The goal of this exploratory proposal is to test the efficacy of adult progenitor cells in amyloid- dependent and amyloid-independent mouse models of Alzheimer's disease (AD). AD poses an increasing burden on society and at present there is no cure or disease modifying treatment. With the continuing failures of anti-amyloid therapies in clinical trials, there is an urgent need for testing alternative strategies aimed at a wider range f targets. Growing evidence suggest that AD is a complex, heterogeneous disorder caused by both amyloid and non-amyloid mechanisms and that neuroinflammation, an invariant feature of AD, may be causally associated with late onset AD. Previous studies in our laboratories have collectively demonstrated: (1) neuroinflammation plays a crucial role in AD pathogenesis; and (2) intravenously administered bone marrow- derived Multi-potent Adult Progenitor Cells (MAPC) exert anti-inflammatory effects and protect rodents from stroke and brain injuries. We propose to leverage novel methodology of intravenous MAPC administration to target inflammation in AD using APPPS1 mice (expressing mutant APP and Presenilin 1) and AICD-Tg mice (expressing APP IntraCellular Domain) as amyloid- and non-amyloid models of AD phenotype, respectively.

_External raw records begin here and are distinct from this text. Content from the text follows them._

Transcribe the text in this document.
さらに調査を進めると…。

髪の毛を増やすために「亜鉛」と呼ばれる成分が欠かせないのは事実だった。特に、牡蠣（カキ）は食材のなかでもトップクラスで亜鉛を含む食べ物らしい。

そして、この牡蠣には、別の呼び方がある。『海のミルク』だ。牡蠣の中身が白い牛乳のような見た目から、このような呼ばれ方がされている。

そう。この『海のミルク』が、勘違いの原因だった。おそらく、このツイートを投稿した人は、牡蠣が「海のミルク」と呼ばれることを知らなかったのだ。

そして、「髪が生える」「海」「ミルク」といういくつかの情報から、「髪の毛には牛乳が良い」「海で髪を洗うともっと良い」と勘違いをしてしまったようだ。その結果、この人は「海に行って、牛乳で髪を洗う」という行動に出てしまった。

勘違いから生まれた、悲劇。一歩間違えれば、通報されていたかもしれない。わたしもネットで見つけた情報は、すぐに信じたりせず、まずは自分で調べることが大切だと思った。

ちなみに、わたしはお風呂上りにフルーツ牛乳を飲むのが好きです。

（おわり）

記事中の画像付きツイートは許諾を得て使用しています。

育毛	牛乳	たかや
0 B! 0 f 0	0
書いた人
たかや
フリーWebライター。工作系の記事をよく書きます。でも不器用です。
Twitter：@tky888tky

In Aim 1, we will inject MAPC, once a month for 4 months, prophylactically prior to the appearance of neurological symptoms and test the mice for memory deficits in four different behavioral paradigms. In addition, we will examine the brains for tau phosphorylation, gliosis, cytokine levels, and blood-brain barrier deficits. In the second arm of the study, we will inject MAPC therapeutically once a month for 4 months after the signs of memory deficits become apparent and test mice for the behavioral deficits and brain pathologies described above. The studies in Aim 2 are aimed towards examining the underlying mechanism(s) of intravenously administered MAPC and will test the hypothesis that the effect of MAPC is mediated by downregulation of peripheral immune responses. Spleens will be isolated at the end of the treatment period and splenocytes will be examined to identify activated macrophages, granulocytes, T cells, B cells, etc. In the second arm of the study, we will isolate spleen RNA and perform gene expression analysis to determine whether MAPC treatment blocked the activation of immune gene networks. The proposed studies will demonstrate to what extent adult progenitor cells are effective in preventing AD pathology and rescuing behavioral deficits in both amyloid-dependent and amyloid-independent mechanisms of AD. These studies will also determine whether MAPC are effective therapeutically or need to be used prophylactically. Our studies will examine the potential mechanism(s) underlying the effects of MAPC in AD mouse models and may uncover new molecular drug targets for further exploration.
As the American population ages rapidly, there is an urgent need for an effective treatment that will halt or reverse the devastating effects of Alzheimer's disease (AD). Presently, there is no cure or disease-modifying treatment against AD and anti-amyloid drug trials have yet to achieve success. There is growing evidence that AD is a complex, multifactorial disease that involves both amyloid and non-amyloid pathogenic mechanisms and that neuroinflammation plays a crucial role in AD pathogenesis. We propose to use the unique potential of stem cell therapy to downregulate neuroinflammation in two mouse models of AD phenotype. Our proposal will help in determining the protective effects of adult progenitor cells in both amyloid-dependent and amyloid-independent mechanisms that contribute to AD. These studies may form a basis for initiating phase I clinical studies using progenitor cells and may identify new drug targets against AD.